Crucially, being the first to solve the puzzle gives the winner the right to create (or “mine”) some new bitcoins, a lucrative prize. And this is where economics takes over. If you give people money for solving useless puzzles, they will solve useless puzzles day and night so long as the prize money exceeds the costs. And as the price of bitcoin has soared, so more people have decided to play the hashcash game, by investing in ever larger, ever more electricity-hungry mining computers.

Equilibrium is reached when the total value of bitcoins mined globally per day matches the total cost of running the equipment. And since Bitcoin is designed to self-regulate so that new coins are produced at a roughly constant rate, the total value of coins mined depends almost entirely on the bitcoin exchange rate. The higher the price of bitcoin, the more mining is done, the more electricity is consumed, and the more mathematical garbage is calculated.

The unintended consequence of this is that the Bitcoin blockchain will consume as much electricity as Austria by the end of this year.

Ashes to ashes

If you turn gold into a coin, the gold still exists. Resources have not been destroyed, just altered. If you turn paper into a banknote you spend some resources to get it printed, but many times less than its face value, and when the banking system collapses you can use the banknote for toilet paper – because that’s all it ever was. If you use electricity to solve a hashcash puzzle, the valuable (and polluting) ton of fuel that was burned to generate it is gone forever, yet the puzzle solution contains no value outside the Bitcoin system. It thereby combines the worst of both gold-backed and fiat currency.

Unlike gold coinage, which is expensive to produce but also represents an independent store of wealth, or fiat currency that has no intrinsic value but is cheap to produce, Bitcoin is neither cheap to make nor a reliable store of value. It is unique among modern currencies because its value depends not on how much wealth its backers have locked away in a safe, or on how much wealth is contained in their national economy, but on how much wealth they have set on fire.

There is a historical precedent though. In many pre-industrial societies cowry shells were used as currency. This had the unfortunate side effect that you could literally fish money out of the sea. In more advanced shell currencies, the shells had to be laboriously worked in order to make them valuable. This stabilised the currency, but only by pegging it directly to the value of the hours spent grinding down shells by hand, time that could have been more productively used elsewhere.

And this is why Bitcoin, and all other proof-of-work schemes, must die. It is the computational equivalent of shell currency, the only difference being that the value is dependent on electricity consumed rather than hours worked. Shell currencies, like rhino horns and tiger bones, are objectively worthless and irrational demand for them is an immoral waste of resources, both human and environmental.

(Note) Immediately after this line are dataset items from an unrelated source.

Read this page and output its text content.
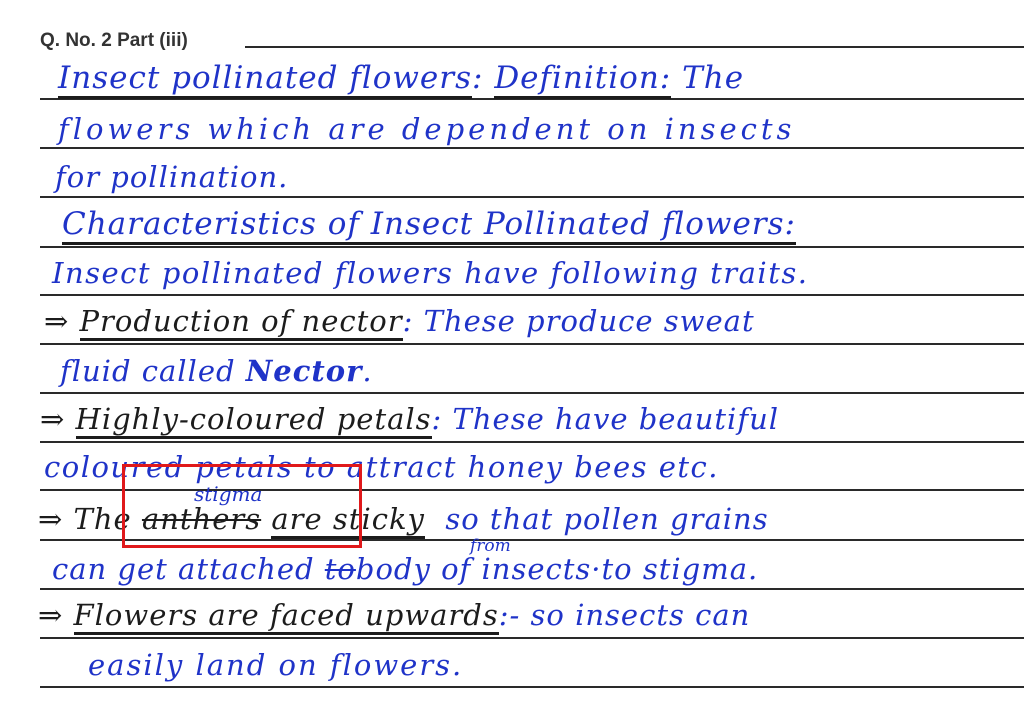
Q. No. 2 Part (iii)
Insect pollinated flowers: Definition: The
flowers which are dependent on insects
for pollination.
Characteristics of Insect Pollinated flowers:
Insect pollinated flowers have following traits.
⇒ Production of nector: These produce sweat
fluid called Nector.
⇒ Highly-coloured petals: These have beautiful
coloured petals to attract honey bees etc.
stigma
⇒ The anthers are sticky so that pollen grains
from
can get attached tobody of insects·to stigma.
⇒ Flowers are faced upwards:- so insects can
easily land on flowers.
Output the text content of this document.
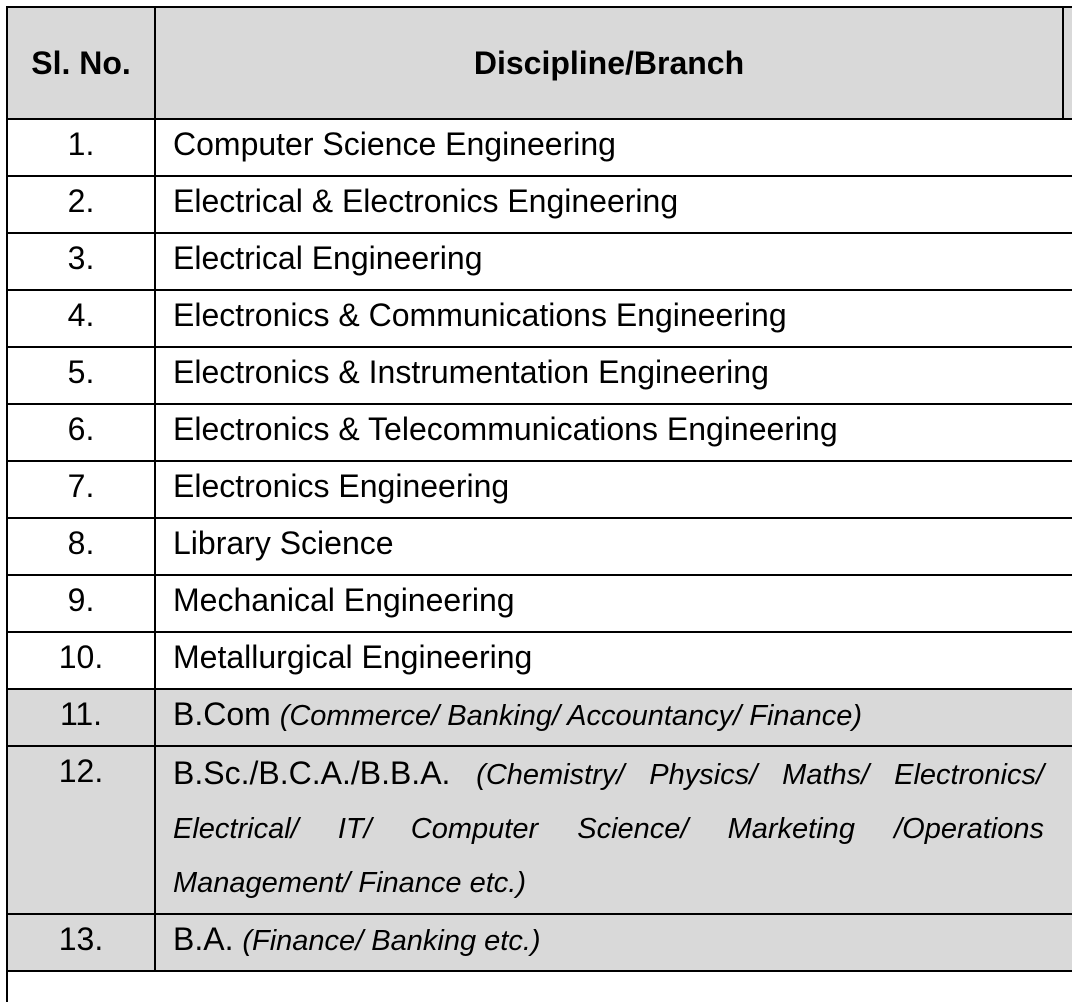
Sl. No.	Discipline/Branch	
1.	Computer Science Engineering	
2.	Electrical & Electronics Engineering	
3.	Electrical Engineering	
4.	Electronics & Communications Engineering	
5.	Electronics & Instrumentation Engineering	
6.	Electronics & Telecommunications Engineering	
7.	Electronics Engineering	
8.	Library Science	
9.	Mechanical Engineering	
10.	Metallurgical Engineering	
11.	B.Com (Commerce/ Banking/ Accountancy/ Finance)	
12.	B.Sc./B.C.A./B.B.A. (Chemistry/ Physics/ Maths/ Electronics/ Electrical/ IT/ Computer Science/ Marketing /Operations Management/ Finance etc.)	
13.	B.A. (Finance/ Banking etc.)	
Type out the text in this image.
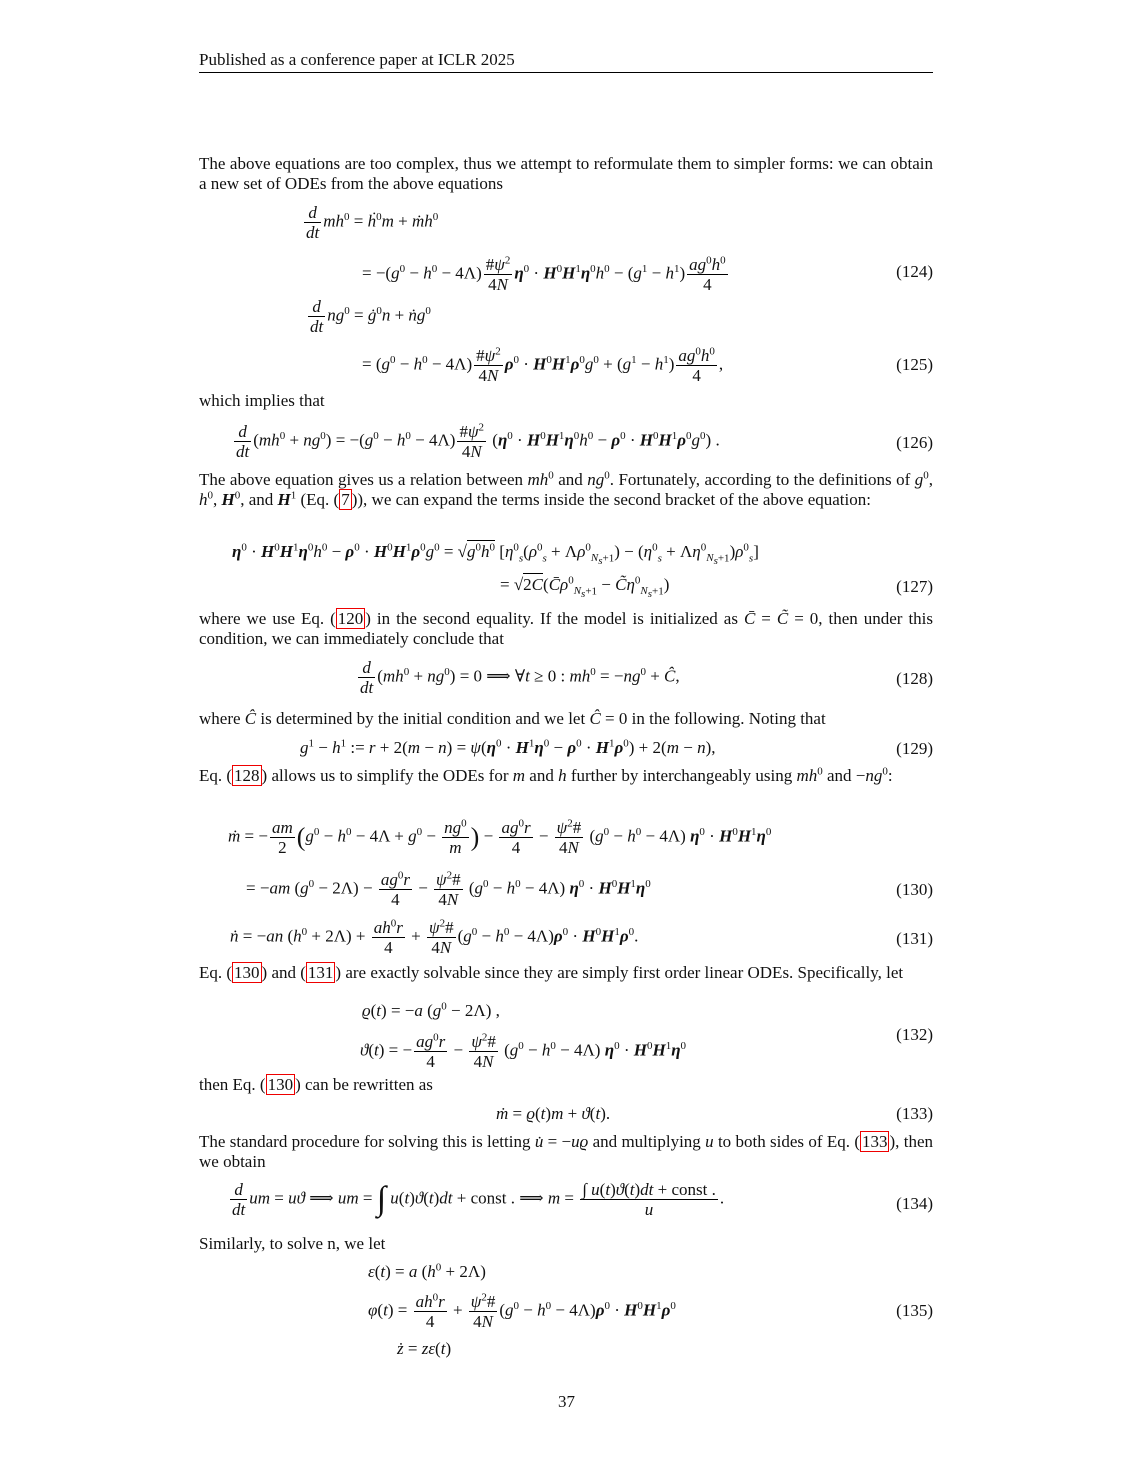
Published as a conference paper at ICLR 2025
The above equations are too complex, thus we attempt to reformulate them to simpler forms: we can obtain a new set of ODEs from the above equations
$\frac{d}{dt} mh^0$ = ḣ$^0$m + ṁh$^0$
= $-(g^0 - h^0 - 4\Lambda) \frac{\#\psi^2}{4N} \eta^0 \cdot H^0H^1\eta^0h^0 - (g^1 - h^1) \frac{ag^0h^0}{4}$	(124)
$\frac{d}{dt} ng^0$ = $ġ^0n$ + ṅg$^0$
= $(g^0 - h^0 - 4\Lambda) \frac{\#\psi^2}{4N} \rho^0 \cdot H^0H^1\rho^0g^0 + (g^1 - h^1) \frac{ag^0h^0}{4}$ ,	(125)
which implies that
$\frac{d}{dt} (mh^0 + ng^0) = -(g^0 - h^0 - 4\Lambda) \frac{\#\psi^2}{4N} (\eta^0 \cdot H^0H^1\eta^0h^0 - \rho^0 \cdot H^0H^1\rho^0g^0)$ .	(126)
The above equation gives us a relation between $mh^0$ and $ng^0$. Fortunately, according to the definitions of $g^0$, $h^0$, $H^0$, and $H^1$ (Eq. ( 7 )), we can expand the terms inside the second bracket of the above equation:
$\eta^0 \cdot H^0H^1\eta^0h^0 - \rho^0 \cdot H^0H^1\rho^0g^0 = √g^0h^0$ $[\eta^0_s(\rho^0_s + \Lambda\rho^0_{N_s+1}) - (\eta^0_s + \Lambda\eta^0_{N_s+1})\rho^0_s]$
= $√2C(C̄\rho^0_{N_s+1}$ − $C̃\eta^0_{N_s+1}$)	(127)
where we use Eq. ( 120 ) in the second equality. If the model is initialized as C̄ = C̃ = 0, then under this condition, we can immediately conclude that
$\frac{d}{dt} (mh^0 + ng^0) = 0$ ⟹ ∀t ≥ 0 : $mh^0 = -ng^0$ + Ĉ,	(128)
where Ĉ is determined by the initial condition and we let Ĉ = 0 in the following. Noting that
$g^1 - h^1$ := $r + 2(m - n) = \psi(\eta^0 \cdot H^1\eta^0 - \rho^0 \cdot H^1\rho^0) + 2(m - n)$,	(129)
Eq. ( 128 ) allows us to simplify the ODEs for m and h further by interchangeably using $mh^0$ and $-ng^0$:
ṁ = − $\frac{am}{2} (g^0 - h^0 - 4\Lambda + g^0 - \frac{ng^0}{m}$ ) − $\frac{ag^0r}{4} - \frac{\psi^2\#}{4N} (g^0 - h^0 - 4\Lambda) \eta^0 \cdot H^0H^1\eta^0$
= −am $(g^0 - 2\Lambda) - \frac{ag^0r}{4} - \frac{\psi^2\#}{4N} (g^0 - h^0 - 4\Lambda) \eta^0 \cdot H^0H^1\eta^0$	(130)
ṅ = −an $(h^0 + 2\Lambda) + \frac{ah^0r}{4} + \frac{\psi^2\#}{4N} (g^0 - h^0 - 4\Lambda)\rho^0 \cdot H^0H^1\rho^0$.	(131)
Eq. ( 130 ) and ( 131 ) are exactly solvable since they are simply first order linear ODEs. Specifically, let
ϱ(t) = −a $(g^0 - 2\Lambda)$ ,
ϑ(t) = − $\frac{ag^0r}{4} - \frac{\psi^2\#}{4N} (g^0 - h^0 - 4\Lambda) \eta^0 \cdot H^0H^1\eta^0$
(132)
then Eq. ( 130 ) can be rewritten as
ṁ = ϱ(t)m + ϑ(t).	(133)
The standard procedure for solving this is letting u̇ = −uϱ and multiplying u to both sides of Eq. ( 133 ), then we obtain
$\frac{d}{dt}$ um = uϑ ⟹ um = ∫ u(t)ϑ(t)dt + const . ⟹ $m = \frac{\text{∫ u(t)ϑ(t)dt + const .}}{u}$ .	(134)
Similarly, to solve n, we let
ε(t) = a $(h^0 + 2\Lambda)$
$\varphi(t) = \frac{ah^0r}{4} + \frac{\psi^2\#}{4N} (g^0 - h^0 - 4\Lambda)\rho^0 \cdot H^0H^1\rho^0$
ż = zε(t)
(135)
37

Hashcash puzzles are objectively worthless, but irrational demand for them is incinerating the earth.

Calling time

Proof-of-work cryptocurrencies like Bitcoin are vulnerable both politically and practically. They are politically exposed because many countries, including China, are already cracking down on the use of Bitcoin for a variety of reasons, not limited to its wastefulness. They are also practically vulnerable because you can’t easily buy Bitcoin without a bank account or credit card, and banks can simply refuse (or be forbidden) to do business with proof-of-work schemes. Shuttering Bitcoin could therefore be done within the existing framework of international banking regulation.

If Bitcoin were to cease trading tomorrow, 0.5% of the world’s electricity demand would simply disappear. This is roughly equivalent to the output of ten coal-fired power plants, emitting 50 million tonnes of CO2 per year – which would cover one year’s worth of the carbon emission cuts required to limit temperature rises this century to 2C. It is not a solution by itself, but it would be a good year’s work.

Bitcoin is made from ashes, and if ashes were legal tender, humanity would burn everything in sight and call it progress.